Most of my people, however, at least for the time, found safety behind thick stone walls or in the fastnesses deep within mountains. They made sure that there was little to feed these two great armies, taking with them as many cattle, sheep and sacks of grain as they could. In revenge, Morjin ordered the burning of their fields. A line of flaming wheat and barley followed the line of his march like the track of a fire-breathing dragon.
On Ioj the twelfth, the Sakayans and Galdans met up outside Hardu and my father finally marched south.

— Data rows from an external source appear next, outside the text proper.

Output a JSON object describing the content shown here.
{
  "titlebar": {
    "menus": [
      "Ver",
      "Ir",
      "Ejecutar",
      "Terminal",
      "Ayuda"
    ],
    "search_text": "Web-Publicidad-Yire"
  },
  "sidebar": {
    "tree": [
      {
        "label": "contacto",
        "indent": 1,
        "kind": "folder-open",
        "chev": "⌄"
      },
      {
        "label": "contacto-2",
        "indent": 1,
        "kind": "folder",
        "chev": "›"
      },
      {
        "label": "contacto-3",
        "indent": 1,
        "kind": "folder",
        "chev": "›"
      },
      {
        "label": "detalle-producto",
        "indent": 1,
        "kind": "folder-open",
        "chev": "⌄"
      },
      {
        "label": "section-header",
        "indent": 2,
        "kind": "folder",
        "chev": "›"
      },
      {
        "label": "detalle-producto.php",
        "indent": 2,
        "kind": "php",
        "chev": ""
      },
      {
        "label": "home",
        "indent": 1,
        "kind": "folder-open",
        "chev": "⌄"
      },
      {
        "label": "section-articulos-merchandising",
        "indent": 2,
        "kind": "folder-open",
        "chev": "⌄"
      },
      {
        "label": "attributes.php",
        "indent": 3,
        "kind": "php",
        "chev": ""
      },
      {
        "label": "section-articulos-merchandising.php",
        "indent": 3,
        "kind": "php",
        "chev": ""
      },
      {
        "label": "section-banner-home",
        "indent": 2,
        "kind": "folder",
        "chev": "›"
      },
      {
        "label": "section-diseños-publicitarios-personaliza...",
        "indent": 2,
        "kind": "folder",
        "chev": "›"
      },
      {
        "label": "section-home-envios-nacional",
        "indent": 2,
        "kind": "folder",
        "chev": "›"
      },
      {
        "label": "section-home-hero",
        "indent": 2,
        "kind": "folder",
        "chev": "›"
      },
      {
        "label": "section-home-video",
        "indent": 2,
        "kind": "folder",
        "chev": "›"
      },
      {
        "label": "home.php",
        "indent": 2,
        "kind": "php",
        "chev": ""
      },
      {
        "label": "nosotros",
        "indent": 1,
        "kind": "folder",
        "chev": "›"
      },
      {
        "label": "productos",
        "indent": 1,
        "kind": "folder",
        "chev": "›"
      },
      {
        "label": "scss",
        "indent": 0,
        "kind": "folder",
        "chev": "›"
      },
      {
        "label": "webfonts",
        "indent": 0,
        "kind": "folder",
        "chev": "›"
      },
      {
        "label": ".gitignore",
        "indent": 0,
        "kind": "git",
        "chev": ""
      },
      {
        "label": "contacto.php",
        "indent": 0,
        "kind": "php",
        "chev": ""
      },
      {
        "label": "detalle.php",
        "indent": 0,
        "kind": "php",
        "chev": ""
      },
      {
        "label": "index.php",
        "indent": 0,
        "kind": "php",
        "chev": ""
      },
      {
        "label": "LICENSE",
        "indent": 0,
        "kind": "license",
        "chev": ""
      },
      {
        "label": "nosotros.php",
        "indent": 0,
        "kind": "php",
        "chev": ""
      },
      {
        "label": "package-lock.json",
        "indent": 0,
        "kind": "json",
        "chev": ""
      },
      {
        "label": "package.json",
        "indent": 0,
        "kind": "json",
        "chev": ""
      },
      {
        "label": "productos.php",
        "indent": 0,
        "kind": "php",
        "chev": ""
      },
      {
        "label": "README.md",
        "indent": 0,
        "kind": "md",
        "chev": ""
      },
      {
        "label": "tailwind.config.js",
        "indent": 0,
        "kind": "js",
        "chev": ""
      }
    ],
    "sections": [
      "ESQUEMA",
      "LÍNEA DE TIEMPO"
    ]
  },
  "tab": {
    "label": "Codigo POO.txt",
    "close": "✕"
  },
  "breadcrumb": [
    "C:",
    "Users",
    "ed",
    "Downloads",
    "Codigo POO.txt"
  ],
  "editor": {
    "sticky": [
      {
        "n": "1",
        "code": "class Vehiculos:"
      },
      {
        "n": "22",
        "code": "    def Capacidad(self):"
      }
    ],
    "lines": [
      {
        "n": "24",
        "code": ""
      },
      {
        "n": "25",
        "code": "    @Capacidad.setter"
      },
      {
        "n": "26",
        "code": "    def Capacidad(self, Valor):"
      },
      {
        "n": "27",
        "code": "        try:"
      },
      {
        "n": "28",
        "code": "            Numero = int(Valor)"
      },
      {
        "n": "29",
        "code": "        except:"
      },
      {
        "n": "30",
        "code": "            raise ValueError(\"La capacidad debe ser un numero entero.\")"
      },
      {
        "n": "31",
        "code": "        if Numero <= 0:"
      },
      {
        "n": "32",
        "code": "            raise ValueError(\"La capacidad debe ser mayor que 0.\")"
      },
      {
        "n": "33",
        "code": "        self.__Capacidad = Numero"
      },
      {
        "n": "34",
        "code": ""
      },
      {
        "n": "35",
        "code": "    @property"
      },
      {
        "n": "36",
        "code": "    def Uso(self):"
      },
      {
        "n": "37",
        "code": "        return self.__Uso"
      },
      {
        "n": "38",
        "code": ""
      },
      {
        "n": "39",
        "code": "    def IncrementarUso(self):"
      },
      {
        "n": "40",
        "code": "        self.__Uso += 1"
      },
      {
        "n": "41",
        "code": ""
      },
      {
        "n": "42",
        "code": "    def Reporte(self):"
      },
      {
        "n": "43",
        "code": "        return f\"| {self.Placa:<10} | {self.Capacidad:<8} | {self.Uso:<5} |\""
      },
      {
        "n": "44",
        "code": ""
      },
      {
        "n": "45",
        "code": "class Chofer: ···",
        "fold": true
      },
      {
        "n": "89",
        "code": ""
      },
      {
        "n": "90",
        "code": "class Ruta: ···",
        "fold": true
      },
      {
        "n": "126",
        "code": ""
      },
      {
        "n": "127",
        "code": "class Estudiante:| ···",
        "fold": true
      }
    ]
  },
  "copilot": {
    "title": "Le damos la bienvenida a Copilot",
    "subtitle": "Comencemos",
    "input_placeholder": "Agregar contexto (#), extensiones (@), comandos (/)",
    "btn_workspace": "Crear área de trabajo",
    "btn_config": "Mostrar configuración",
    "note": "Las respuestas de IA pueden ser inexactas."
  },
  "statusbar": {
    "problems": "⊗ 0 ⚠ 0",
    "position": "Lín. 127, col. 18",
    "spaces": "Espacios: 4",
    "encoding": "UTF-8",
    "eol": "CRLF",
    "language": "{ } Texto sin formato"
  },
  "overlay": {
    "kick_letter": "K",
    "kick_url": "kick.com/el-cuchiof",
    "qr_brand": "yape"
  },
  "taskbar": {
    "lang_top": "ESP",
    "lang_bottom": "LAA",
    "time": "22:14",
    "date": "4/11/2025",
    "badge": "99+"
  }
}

There followed a series of threats and maneuvers as my father strove to destroy or at least decimate Morjin's combined forces as they crossed the Arashar River. A small battle was fought at Kinshan Bridge, and the Meshians had much the better of the day, killing some three hundred Caldans and even more of Morjin's mercenaries. But Morjin was a skilled and hardened warlord, and he seemed not to mind spending the lives of his men to achieve his objectives. He used this sacrifice at the bridge to move the main body of his army across the river lower down, toward Lake Waskaw where it was shallow enough in this dry season for his baggage train to cross without being swept away.
My father was forced then to order a retreat back north, for he would not give battle in the mostly flat and open country between Lake Waskaw and Silvassu. There it would be too easy for the Sarni to harry his warriors or even ride around, them and attack his army from the rear. And in a pitched battle, it would be too easy for Morjin's men, with their much greater numbers, to swarm like ants around our army's flanks and push their spears into our backs.
It wasn't hard for my father to outmaneuver this unruly and motley mass of men. Three armies Morjin had to co-ordinate, counting the Sarni, and his problem in this regard was even worse than it seemed, for the Sakayan force was itself composed of disparate elements: nine thousand heavy infantry out of Argattha; three thousand Blues from the mountains of western Sakai; seventeen thousand mercenaries from Hesperu, Karabuk and other realms of Ea; a thousand Ikurian horse and five thousand of Morjin's famed Dragon Guard, decked out in steel armor that had been tinctured bright red. The Galdans, though all of the same realm, did not all appear to be of the same quality. Twenty thousand heavy infantry formed their core, supported by as many light infantry and eight hundred light cavalry. These, it was thought, could not hold up to the deadly strokes of Valari kalamas. The two hundred Galdan heavy horse were too few to withstand the charge of our knights, and the Galdans were weak in archers, as well. No doubt Morjin counted on the Sarin's arrows to rain down death upon us from afar.